About this blog

This Blog is named after an ancient gnoseological riddle which hints hidden, disseminated, omnipresent wisdom.
I invite you to search, listen and observe with me for "the word of tree, whisper of stone, and humming together of the abyss and stars."

2018/12/18

The census when Quirinius was governor of Syria

In those days a decree went out from Emperor Augustus that all the world should be registered.
This was the first registration which happened when Quirinius was governor of Syria.


Those are familiar and well loved words opening the Christmas Story in the Gospel of Luke. They are associated with the joy of Christmas but behind these words is hidden a major and violent upheaval. What seems like an innocuous dating remark about a census was actually a bitter grievance which triggered a decades long guerilla war. It was started and led by Judas the Galilean and his resistance movement which became known as the Zealots.
    How could a census lead to a guerrilla war? Because an ancient census was not primarily about better governance but about collecting taxes. In fact one of the most unjust forms of taxes - per capita tax (a head tax). Some time ago I explained it to the children in our Sunday School with pieces of pasta.
It is a per capita tax, everyone pays the same. A rich person pays ten pieces from his several boxes of pasta, and a poor person also pays ten pieces from his one handful of pasta. Both payed exactly the same. It looks just, but the rich guy has plenty left, while the poor lost a third of his dinner! 
     These are the tricks which some politicians play with taxes. It looks like a just arrangement, it looks like a good deal. All pay the same or, for instance, all receive a tax cut - but in fact it is utterly unjust and unfair. Judas the Galilean quite rightfully protested calling this tax “not better than slavery and a means to take away the nation’s liberty.” And because of this census and taxation injustice he started a seventy years long guerilla war against the Romans and their unjust ways.
    And this is something you might not know about the Christmas Story. 
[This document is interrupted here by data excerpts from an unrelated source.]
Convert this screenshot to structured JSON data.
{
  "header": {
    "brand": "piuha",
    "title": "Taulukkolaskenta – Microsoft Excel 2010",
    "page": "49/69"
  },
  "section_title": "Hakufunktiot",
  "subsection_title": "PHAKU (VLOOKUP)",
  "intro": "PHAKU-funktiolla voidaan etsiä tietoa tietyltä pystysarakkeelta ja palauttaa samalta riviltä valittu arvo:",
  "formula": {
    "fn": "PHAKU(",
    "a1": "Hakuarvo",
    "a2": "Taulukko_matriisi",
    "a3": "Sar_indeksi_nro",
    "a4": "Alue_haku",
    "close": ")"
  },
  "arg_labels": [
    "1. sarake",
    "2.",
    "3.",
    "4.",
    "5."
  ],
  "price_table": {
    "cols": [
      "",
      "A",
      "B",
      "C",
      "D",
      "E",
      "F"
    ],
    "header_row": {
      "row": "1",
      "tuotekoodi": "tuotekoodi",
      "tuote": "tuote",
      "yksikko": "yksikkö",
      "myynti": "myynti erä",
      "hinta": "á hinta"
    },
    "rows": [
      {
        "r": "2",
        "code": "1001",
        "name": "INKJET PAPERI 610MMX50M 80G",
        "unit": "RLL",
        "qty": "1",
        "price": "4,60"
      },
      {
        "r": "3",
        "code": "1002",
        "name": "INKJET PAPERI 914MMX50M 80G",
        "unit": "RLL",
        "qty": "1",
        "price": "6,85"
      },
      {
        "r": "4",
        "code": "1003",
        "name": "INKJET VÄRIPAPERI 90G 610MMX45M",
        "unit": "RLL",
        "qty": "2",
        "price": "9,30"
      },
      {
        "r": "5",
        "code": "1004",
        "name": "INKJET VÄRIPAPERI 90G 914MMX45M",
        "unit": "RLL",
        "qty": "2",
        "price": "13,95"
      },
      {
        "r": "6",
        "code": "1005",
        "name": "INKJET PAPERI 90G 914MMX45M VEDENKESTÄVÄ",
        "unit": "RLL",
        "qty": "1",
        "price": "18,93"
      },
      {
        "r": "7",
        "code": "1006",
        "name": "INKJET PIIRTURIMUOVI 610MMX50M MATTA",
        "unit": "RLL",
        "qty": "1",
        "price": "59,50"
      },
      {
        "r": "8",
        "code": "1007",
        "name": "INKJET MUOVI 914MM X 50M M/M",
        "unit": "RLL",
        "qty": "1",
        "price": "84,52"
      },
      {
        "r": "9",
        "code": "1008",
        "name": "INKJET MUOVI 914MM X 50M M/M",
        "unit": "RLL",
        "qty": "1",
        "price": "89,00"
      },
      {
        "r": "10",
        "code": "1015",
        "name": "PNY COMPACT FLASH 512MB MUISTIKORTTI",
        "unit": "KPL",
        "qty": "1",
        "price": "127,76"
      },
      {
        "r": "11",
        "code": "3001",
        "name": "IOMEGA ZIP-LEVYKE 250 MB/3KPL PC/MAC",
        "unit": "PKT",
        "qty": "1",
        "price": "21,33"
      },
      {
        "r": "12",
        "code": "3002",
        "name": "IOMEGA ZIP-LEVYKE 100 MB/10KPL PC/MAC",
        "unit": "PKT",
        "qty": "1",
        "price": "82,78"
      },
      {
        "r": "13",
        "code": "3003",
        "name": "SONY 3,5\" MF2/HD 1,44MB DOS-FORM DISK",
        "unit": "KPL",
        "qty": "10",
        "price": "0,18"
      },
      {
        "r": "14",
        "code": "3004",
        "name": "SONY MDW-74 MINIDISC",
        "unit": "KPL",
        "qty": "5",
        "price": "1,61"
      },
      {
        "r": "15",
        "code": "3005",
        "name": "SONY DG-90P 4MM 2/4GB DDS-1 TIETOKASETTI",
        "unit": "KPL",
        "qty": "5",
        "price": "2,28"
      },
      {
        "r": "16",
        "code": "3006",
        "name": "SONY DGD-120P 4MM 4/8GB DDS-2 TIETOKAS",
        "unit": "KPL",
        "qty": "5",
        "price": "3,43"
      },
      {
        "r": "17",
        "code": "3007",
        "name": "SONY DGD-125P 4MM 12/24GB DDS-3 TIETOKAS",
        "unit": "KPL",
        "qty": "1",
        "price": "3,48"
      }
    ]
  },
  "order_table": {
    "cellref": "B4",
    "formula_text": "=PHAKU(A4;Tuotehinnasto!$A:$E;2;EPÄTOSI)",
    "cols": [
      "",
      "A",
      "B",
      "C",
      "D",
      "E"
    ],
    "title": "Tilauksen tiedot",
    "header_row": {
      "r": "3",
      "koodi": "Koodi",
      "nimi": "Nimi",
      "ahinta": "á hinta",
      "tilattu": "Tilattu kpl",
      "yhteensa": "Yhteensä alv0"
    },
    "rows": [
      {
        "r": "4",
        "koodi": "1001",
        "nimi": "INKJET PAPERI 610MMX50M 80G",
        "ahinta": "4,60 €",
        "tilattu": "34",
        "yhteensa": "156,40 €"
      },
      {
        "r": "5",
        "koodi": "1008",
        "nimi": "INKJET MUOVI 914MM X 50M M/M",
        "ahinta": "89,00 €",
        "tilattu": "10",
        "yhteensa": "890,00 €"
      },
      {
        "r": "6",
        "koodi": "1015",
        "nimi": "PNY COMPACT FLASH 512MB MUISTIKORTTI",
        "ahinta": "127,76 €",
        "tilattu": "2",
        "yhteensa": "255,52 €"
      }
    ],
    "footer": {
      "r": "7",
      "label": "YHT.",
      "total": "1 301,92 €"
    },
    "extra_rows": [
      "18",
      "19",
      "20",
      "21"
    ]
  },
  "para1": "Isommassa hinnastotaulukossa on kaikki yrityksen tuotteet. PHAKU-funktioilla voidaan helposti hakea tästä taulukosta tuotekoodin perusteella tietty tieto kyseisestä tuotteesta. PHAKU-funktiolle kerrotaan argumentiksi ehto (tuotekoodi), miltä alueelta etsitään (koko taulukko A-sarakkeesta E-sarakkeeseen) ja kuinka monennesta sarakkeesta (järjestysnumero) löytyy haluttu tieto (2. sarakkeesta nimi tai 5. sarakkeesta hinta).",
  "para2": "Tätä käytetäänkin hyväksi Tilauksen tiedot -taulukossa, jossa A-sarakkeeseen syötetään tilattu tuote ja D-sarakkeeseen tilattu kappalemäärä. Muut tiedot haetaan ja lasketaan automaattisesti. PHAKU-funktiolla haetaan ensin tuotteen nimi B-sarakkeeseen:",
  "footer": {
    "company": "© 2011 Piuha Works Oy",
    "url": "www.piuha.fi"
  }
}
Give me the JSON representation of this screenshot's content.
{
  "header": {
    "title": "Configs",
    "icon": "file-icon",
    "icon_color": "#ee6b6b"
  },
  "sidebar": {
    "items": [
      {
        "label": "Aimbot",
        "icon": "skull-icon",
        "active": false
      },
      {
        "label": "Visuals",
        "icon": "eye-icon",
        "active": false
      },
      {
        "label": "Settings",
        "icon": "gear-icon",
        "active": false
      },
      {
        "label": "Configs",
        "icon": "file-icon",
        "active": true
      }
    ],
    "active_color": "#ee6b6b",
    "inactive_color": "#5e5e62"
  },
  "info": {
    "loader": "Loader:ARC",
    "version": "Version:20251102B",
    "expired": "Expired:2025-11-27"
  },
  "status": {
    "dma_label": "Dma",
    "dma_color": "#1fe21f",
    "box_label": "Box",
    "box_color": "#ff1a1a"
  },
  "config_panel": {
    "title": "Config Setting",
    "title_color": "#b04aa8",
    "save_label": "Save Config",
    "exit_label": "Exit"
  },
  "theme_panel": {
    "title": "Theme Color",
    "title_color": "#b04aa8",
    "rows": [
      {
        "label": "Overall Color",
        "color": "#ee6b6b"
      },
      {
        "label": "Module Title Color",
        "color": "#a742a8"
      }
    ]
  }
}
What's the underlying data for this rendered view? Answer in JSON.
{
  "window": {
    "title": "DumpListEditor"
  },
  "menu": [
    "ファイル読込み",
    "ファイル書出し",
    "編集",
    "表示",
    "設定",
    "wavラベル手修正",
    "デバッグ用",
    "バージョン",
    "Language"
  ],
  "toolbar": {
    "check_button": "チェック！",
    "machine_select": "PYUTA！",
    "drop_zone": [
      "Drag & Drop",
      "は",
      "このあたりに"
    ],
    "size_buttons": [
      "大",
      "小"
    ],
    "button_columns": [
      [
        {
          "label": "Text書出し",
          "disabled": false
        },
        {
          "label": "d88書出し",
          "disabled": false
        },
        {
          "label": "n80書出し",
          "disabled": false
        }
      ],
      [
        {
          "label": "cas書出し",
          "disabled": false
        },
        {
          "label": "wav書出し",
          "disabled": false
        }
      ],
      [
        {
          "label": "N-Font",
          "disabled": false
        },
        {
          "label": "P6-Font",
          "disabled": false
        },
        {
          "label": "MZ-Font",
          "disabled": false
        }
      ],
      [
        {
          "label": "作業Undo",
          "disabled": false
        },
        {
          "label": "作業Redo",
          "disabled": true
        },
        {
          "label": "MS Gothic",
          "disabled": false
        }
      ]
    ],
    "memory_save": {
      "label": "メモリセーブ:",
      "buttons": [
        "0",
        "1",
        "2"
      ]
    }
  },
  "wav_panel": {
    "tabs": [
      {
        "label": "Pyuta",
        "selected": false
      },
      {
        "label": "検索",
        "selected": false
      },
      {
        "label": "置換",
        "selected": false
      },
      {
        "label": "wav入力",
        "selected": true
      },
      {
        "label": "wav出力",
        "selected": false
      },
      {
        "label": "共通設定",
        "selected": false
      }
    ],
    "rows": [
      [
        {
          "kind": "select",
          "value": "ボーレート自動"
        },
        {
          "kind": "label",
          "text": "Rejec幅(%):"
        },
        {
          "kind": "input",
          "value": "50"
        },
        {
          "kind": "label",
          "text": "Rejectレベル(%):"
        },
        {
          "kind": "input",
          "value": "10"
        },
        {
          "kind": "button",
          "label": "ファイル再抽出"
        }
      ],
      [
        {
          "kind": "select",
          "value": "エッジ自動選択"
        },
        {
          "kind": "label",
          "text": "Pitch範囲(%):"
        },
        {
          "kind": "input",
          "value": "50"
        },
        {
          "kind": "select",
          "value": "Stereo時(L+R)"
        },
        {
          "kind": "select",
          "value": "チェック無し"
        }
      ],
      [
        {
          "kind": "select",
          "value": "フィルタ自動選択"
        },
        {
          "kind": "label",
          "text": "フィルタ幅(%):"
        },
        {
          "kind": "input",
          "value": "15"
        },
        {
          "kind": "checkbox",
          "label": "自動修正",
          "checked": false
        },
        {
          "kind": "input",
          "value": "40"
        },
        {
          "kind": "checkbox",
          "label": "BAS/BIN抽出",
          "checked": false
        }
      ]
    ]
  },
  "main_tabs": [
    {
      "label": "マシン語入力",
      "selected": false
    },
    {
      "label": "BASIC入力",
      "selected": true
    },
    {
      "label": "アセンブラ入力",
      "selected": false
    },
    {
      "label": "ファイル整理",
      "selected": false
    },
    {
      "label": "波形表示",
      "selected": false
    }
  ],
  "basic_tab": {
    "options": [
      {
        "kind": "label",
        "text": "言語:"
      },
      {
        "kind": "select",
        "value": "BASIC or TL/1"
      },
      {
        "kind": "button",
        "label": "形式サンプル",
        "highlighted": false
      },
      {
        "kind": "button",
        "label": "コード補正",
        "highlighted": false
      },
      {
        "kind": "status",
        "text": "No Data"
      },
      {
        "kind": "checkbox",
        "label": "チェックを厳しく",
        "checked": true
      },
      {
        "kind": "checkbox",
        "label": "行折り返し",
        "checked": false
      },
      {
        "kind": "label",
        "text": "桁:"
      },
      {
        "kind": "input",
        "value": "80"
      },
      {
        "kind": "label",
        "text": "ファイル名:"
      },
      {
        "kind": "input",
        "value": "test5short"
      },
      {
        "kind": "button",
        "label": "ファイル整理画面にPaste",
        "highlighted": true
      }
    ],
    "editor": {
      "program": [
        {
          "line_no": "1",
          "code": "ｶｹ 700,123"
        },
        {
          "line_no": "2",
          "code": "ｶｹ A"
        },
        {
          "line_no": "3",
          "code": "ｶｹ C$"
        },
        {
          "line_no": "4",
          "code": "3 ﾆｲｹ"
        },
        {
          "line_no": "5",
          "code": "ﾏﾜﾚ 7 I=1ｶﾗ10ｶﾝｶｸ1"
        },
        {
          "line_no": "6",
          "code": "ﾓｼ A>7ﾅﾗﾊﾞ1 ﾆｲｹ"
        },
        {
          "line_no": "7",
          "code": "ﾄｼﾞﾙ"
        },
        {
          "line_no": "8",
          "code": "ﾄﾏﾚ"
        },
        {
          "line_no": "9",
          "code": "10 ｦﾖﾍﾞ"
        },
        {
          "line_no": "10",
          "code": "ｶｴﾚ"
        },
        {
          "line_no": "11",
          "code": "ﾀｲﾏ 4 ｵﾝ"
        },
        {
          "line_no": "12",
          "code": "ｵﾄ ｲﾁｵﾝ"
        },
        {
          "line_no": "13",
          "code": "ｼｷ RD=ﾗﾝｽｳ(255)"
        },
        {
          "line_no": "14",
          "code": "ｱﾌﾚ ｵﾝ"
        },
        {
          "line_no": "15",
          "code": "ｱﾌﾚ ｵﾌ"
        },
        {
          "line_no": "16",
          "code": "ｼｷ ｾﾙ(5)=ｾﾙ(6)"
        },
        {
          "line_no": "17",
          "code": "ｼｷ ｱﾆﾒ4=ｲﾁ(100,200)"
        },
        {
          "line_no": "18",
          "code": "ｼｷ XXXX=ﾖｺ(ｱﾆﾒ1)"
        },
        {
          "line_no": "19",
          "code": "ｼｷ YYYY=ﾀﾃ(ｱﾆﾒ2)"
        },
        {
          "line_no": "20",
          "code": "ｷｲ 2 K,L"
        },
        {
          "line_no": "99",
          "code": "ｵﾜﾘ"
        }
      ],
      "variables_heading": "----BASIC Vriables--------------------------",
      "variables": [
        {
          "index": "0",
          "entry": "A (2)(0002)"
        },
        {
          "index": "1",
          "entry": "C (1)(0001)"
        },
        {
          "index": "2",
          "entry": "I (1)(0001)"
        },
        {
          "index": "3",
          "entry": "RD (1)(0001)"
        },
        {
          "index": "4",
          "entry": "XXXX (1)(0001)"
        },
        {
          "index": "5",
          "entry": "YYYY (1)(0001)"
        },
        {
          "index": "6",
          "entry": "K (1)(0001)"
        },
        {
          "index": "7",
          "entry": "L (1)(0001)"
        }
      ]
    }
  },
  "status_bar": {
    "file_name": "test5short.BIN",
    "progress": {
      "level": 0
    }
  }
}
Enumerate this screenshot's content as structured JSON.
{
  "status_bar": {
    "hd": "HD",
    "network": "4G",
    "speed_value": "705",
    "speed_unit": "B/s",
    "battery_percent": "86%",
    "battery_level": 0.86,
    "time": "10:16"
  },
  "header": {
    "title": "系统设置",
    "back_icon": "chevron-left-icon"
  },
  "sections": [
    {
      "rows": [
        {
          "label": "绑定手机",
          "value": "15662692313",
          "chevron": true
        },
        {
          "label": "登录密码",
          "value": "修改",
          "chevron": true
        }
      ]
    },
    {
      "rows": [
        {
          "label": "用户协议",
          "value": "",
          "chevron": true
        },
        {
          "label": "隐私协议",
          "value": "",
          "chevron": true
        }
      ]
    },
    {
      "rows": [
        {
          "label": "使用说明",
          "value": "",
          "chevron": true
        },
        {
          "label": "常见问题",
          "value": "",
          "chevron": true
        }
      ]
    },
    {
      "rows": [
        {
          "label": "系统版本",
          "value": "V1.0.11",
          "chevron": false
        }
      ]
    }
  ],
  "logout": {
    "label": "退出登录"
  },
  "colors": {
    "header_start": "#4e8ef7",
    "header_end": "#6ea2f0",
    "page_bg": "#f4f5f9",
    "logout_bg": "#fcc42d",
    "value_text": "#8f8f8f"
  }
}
In worship this Fourth Advent Sunday we will search for hope in the midst of such injustice and bureaucratic abuse of power and we will look for it from the perspective of pregnant Mary traveling to Bethlehem in her third trimester.



Fragment of a tomb inscription, probably belonging to Quirinius.


And for those who read this far here are few more details:
The Gospel of Luke is referencing historical figures and events, but their rendition is historically inaccurate and outright implausible.
1) Caesar Augustus did begin the practice of a regular and periodic count (Lat census, Gk apographe) of the population of the provinces of the Roman Empire but it never was a universal census of the entire empire, as described in the Gospel.
2) Publius Sulpicius Quirinius (c. 51 BC – AD 21) was a Roman aristocrat and a successful politician/administrator. He indeed was a governor of Syria
, but this dating does not fit with the rest of the Gospel of Luke by about a decade. 
3) Roman census involved the counting of
the population and valuation of individually and corporately held property. It did not require a return of individuals to their ancestral homes.
 

The primary reason of this text is theological. Biblical prophecies predicted, that the Messiah was to come from Bethlehem. Jesus was known to come from Nazareth. The Evangelist Luke therefore created this story about the census travel to explain why and how Jesus of Nazareth could come from (be born in) Bethlehem and thus fulfill the ancient prophecies. The author of the gospel of Matthew had the same problem and solved it differently - Jesus' family was originally from Bethlehem, but escaped via Egypt to Nazareth. 

Thus indeed the primary focus of these nativity stories was theological. They confirm the fulfillment of biblical prophesies and rebuff adoptionism - Jesus was not adopted to be the Son of God at any later stage because of his special character or spiritual perfection, he was the Messiah from the moment (or even from before) of his birth.